Joyce DiDonato : « La culture ne fait plus partie de nos priorités, on la considère comme un luxe »

Chris Singer portraits

Joyce DiDonato était l’invitée du Journal du Classique de Laure Mézan à l’occasion de la publication de son enregistrement de Winterreise. Enregistré live au Carnegie Hall, la mezzo-soprano américaine prend à revers l’interprétation classique du cycle de lieder le plus bouleversant de Schubert afin d’en livrer une vision très personnelle. Artiste lyrique de premier plan, Joyce DiDonato a également émis des inquiétudes concernant l’avenir de la culture, même si l’on retiendra son évocation d’une « renaissance » pour l’art une fois la pandémie derrière nous.

Joyce DiDonato : « Mon expérience sur scène au Carnegie Hall demeure l’un des points culminants de ma carrière »

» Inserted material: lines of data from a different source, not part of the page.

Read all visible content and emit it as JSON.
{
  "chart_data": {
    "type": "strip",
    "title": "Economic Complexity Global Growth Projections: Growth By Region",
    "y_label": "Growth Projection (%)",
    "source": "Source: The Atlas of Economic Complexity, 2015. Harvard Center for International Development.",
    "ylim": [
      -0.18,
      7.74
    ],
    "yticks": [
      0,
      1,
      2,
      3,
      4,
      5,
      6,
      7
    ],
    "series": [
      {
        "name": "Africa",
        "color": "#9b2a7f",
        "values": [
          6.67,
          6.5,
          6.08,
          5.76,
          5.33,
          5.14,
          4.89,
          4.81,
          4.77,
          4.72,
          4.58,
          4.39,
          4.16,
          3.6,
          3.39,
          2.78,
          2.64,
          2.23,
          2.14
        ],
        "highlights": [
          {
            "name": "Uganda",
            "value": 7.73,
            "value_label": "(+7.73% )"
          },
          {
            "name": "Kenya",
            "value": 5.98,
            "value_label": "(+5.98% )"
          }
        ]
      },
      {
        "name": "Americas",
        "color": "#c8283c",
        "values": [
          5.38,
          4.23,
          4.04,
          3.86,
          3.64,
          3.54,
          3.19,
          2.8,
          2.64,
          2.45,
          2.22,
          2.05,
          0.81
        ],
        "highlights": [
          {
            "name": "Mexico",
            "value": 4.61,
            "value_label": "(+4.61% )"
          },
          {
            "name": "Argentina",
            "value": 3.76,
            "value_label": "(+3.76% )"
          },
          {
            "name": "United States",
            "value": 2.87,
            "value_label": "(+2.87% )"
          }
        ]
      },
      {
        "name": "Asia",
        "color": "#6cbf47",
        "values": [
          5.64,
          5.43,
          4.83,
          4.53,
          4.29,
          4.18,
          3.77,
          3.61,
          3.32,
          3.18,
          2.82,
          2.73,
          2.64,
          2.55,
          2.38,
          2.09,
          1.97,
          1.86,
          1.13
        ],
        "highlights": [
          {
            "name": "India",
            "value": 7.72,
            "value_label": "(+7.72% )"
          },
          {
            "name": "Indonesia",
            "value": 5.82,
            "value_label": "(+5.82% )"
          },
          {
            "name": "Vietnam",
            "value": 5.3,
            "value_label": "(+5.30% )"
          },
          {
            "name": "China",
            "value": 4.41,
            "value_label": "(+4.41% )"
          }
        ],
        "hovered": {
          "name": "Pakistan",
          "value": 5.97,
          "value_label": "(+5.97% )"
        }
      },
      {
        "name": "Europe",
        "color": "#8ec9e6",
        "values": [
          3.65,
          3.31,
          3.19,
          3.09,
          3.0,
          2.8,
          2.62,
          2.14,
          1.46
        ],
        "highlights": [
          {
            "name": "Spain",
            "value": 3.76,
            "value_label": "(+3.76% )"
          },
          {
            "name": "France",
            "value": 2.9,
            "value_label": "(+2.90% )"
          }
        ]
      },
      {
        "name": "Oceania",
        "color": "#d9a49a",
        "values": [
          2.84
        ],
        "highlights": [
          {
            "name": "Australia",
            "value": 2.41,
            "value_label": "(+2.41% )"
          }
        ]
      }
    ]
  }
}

Winterreise, cycle de lieder écrit initialement pour une voix d’homme, a été interprété par peu de femmes. Parmi elles, Christa Ludwig, qui vient de nous quitter, et à qui Joyce DiDonato ne manque pas d’adresser un bel hommage : « Elle était l’exemple absolu de la beauté pure de la voix (…) c’est une très grande perte pour tous, mais elle a vécu pleinement et nous laisse un héritage incroyable (…) elle représente pour moi la quintessence du travail d’un artiste : participer à la création d’un monde meilleur ».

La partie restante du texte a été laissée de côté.